Chapter 5 examines the gendered dimensions of maroon communities in America and the wider Atlantic world. Fugitive women joined maroon societies with their husbands and other family members. Runaways were a constant source of anxiety and fear. In the Caribbean and places such as Georgia, Florida, and the Gulf Coast and along the perimeter of the Virginia and North Carolina border in an area known as the Great Dismal Swamp, they were successful in establishing maroon societies. Such societies maintained their cohesiveness for many years. Given that the woods and swamps were spaces where the enslaved could exercise more autonomy than the fields and other open spaces on the plantation, fugitive women had more freedom in these spaces. The Revolutionary War not only prompted an increase in the number of runaways, but also provided the impetus for marronage.
Chapter 1 provides an analysis of the status and position of enslaved women during the eighteenth century. The daily and seasonal work of enslaved women determined the boundaries within which women had to resist their bondage and their opportunities to do so. This chapter provides a broad understanding of enslaved women’s labor in the Southern and Northern colonies as a basis from which to further examine enslaved women’s fugitivity in subsequent chapters. This chapter demonstrates the diversity in enslaved women’s experiences during the eighteenth century and the gendered resistance strategies they pursued to contest their bondage. Despite the limitations placed on enslaved women’s resistance, they were able to contest their bondage through the liminal spaces of slavery. This contestation had significant consequences for their mobility and the actions that they pursued as slavery became entrenched during the eighteenth century.
The era of the American Revolution was as critical for African American women as it was for Black men and for White Americans who gained their independence from Great Britain. Black women’s various efforts to escape bondage have been viewed as ancillary in the letters and diaries, biographical accounts, and legal proceedings historians often used to support arguments based on analysis of enslaved men or on factors that prevented women from fleeing slavery. Black women’s freedom was intertwined with the movement for American independence, and African American women influenced the military conflict and were powerfully influenced by its outcome.
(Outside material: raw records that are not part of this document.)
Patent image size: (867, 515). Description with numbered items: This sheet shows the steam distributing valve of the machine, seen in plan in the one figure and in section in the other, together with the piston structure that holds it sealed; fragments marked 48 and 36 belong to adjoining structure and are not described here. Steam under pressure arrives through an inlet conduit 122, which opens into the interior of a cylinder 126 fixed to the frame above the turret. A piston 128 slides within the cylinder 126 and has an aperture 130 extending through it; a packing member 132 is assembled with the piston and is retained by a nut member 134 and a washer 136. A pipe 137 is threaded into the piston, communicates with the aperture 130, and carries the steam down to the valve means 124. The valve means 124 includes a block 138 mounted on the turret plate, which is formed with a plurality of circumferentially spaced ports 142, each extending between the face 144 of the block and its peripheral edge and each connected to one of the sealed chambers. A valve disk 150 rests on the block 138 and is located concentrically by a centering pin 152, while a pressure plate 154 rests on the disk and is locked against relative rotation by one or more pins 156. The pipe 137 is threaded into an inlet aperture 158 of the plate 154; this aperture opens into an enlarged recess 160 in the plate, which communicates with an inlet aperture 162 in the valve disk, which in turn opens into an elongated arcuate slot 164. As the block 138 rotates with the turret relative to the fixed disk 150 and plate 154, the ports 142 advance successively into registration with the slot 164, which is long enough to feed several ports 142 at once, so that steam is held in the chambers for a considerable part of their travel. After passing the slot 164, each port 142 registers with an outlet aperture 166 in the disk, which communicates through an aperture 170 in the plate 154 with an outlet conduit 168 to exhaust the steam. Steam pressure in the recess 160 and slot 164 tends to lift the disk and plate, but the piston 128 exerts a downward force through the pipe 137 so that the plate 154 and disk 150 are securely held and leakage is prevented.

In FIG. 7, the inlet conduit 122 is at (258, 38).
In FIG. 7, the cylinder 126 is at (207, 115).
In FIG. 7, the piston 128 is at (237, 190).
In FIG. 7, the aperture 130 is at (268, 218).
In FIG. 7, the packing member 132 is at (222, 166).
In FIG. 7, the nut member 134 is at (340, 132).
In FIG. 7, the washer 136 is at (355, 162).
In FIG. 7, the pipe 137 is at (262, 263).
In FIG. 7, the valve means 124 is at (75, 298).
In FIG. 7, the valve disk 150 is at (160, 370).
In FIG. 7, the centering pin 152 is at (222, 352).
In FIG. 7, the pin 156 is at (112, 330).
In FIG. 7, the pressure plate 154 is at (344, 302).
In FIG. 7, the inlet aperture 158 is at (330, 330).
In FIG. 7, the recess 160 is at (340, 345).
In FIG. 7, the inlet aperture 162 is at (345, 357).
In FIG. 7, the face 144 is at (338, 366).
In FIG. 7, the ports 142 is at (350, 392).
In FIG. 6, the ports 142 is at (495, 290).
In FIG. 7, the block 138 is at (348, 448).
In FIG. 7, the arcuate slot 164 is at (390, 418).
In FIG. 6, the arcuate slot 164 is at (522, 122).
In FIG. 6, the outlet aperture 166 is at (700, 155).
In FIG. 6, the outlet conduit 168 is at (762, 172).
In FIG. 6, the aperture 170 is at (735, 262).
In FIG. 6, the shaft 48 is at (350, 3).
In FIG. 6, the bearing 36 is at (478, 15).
Although enslaved Black women were marginalized and faced many obstacles to freedom during the Revolutionary era, they asserted their claims to freedom through fugitivity as they invoked the same philosophical arguments of liberty that White revolutionaries made in their own fierce struggle against oppression. At stake in this discussion of fugitive women is demonstrating that Black women’s resistance in the form of truancy and escape were central components of abolitionism during the Revolutionary Era. Thousands of women of diverse circumstances escaped bondage despite their status as mothers and wives. In fact, motherhood, freedom, love and family propelled Black women to escape bondage during the Revolutionary Era; a time when the chaos of war made women’s flight possible due to the breakdown of oversight and colonial authority.